Even before that, the Bally’s plan needs license approval from the Illinois Gaming Board, an application it filed in August.
Slow to catch on to vision of ‘second lakefront’
The conversation happening now would have been unthinkable even a few decades ago. In early Chicago, the river was a place to dump human and industrial waste and a means of conveyance comparable to rail lines. The 1900 reversal of the river, sending the sewage toward St. Louis, was one step in its evolution.
Well into the 20th century, riverfront developers still seemed mostly uninterested in the river as a thing of potential beauty.
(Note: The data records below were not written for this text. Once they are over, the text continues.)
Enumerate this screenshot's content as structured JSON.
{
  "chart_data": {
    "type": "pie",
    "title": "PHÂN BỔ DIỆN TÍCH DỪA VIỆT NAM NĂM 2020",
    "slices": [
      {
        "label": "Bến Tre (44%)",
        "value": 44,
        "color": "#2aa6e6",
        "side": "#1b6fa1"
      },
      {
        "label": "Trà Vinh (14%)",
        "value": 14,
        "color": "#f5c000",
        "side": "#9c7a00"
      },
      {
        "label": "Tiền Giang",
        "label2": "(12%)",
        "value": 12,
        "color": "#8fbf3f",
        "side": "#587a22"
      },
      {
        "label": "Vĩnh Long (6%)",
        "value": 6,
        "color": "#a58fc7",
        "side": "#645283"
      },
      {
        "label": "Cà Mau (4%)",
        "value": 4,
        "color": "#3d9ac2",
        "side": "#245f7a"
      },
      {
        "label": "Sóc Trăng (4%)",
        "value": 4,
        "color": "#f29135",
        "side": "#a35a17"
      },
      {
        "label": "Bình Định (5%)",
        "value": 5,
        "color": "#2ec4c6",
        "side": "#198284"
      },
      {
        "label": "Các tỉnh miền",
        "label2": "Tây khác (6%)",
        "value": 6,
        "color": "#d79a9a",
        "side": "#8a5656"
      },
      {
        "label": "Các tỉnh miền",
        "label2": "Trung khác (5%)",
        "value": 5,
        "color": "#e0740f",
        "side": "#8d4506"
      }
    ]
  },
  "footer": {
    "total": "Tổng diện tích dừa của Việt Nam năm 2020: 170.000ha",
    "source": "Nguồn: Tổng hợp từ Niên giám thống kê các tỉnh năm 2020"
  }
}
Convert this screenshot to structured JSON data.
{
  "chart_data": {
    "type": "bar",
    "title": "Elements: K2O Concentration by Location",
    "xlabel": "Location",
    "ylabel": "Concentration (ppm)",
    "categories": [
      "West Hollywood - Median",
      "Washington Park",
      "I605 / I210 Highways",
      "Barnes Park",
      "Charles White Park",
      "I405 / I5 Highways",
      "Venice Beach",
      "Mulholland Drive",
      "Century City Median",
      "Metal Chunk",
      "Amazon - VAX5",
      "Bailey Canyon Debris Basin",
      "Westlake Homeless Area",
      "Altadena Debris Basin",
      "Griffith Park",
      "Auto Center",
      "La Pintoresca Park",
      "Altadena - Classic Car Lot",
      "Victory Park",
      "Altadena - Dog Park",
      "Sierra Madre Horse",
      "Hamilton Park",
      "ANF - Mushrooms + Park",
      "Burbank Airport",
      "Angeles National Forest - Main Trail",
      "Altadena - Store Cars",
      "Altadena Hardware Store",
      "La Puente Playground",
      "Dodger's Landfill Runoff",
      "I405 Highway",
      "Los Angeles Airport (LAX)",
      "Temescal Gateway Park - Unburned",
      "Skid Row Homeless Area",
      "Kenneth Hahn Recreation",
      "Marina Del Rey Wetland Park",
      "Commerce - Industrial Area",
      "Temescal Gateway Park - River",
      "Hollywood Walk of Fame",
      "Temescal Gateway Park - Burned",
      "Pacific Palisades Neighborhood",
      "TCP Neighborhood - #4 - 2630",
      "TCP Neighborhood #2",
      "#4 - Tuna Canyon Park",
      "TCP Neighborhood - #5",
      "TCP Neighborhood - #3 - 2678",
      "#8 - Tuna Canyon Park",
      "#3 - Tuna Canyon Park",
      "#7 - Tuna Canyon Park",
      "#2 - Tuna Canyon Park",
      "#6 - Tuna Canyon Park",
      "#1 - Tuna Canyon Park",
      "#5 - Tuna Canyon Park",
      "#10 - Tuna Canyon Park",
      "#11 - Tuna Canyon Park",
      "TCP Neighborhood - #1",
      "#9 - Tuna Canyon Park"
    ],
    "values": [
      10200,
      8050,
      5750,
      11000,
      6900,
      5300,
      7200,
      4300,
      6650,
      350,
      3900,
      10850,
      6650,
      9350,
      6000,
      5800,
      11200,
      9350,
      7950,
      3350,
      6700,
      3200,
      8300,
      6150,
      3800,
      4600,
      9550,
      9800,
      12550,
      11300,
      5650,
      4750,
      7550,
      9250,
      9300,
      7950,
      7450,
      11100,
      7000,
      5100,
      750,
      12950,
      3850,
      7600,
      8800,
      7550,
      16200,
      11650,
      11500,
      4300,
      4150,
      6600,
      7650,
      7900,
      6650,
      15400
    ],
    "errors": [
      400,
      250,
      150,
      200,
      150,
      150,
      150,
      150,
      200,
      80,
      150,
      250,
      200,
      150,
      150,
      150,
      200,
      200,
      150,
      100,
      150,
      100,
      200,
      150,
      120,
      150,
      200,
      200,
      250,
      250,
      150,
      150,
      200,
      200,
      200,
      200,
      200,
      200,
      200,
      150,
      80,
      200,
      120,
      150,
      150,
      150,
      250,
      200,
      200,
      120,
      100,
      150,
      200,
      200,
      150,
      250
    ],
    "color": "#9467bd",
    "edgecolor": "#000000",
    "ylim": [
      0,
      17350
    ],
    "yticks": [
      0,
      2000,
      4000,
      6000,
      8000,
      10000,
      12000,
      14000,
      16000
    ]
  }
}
Take the Freedom Center, opened in the early 1980s and still an example of an industrial-age waterfront.
“This is the second lakefront,” said Kathleen Dickhaut, the planning department’s deputy commissioner for systems and the river. “Chicago has done an excellent job of preserving the lakefront for public access. And the river was developed differently. That’s where all the industry went because it was the first highway.”
A turning point was the 1972 passage of the landmark federal Clean Water Act. Friends of the Chicago River was founded seven years later and has worked with the city to make the long-polluted river less grimey, even swimmable. The advocacy group has pushed the post-industrial vision for the Chicago River that calls for public use.
Ald. Brian Hopkins (2nd) was a critic of Bally’s plan for the Freedom Center site, preferring a plan proposed for the South Branch, amid the 78 development. Now, he is part of the chorus calling for key improvements in the winning plan.
“They put a lot more thought into how their casino at the 78 site would activate the riverfront,” Hopkins said. “Despite the fact that the Bally’s site is also on the river, they just gave it a cursory glance and really didn’t put a lot of emphasis on what they could do there.”
Cox disagrees. The Bally’s proposal was “the most inspired in many ways” of the contenders and meets city criteria to “actually address the river,” he said.
Vakil bristled at the suggestion the river was an afterthought in the plan. Bally’s executives and project designers spent a day in a bus, he said, touring a handful of Chicago riverfront sites for inspiration.
The river “has certainly not been an afterthought,” he said. “It is an integral part of the design of the project.”
That sort of thinking is still evolving in Chicago. Even the first phase of the downtown Riverwalk, the portion that runs from Michigan Avenue east toward the lake, was “pretty far above the water,” said Frisbie, a distance that was removed for the second and third phases. Now, people stroll past floating gardens, have a drink on riverfront steps near docking boats and sit in Adirondack chairs for concerts.
South of the Loop, the recent Southbank development goes even further. Yes, there is a riverwalk out front of its two apartment towers, part of a South Side path planned to extend to Chinatown. But the river edge, with native plantings that support biodiversity, is what really caught Frisbie’s eye.
“This is the evolution,” she said. “And I think, going north, that the casino site can be that face of a green, healthy, natural river in an urban area” — a lovely, lively riverfront first and then, yes, slot machines.”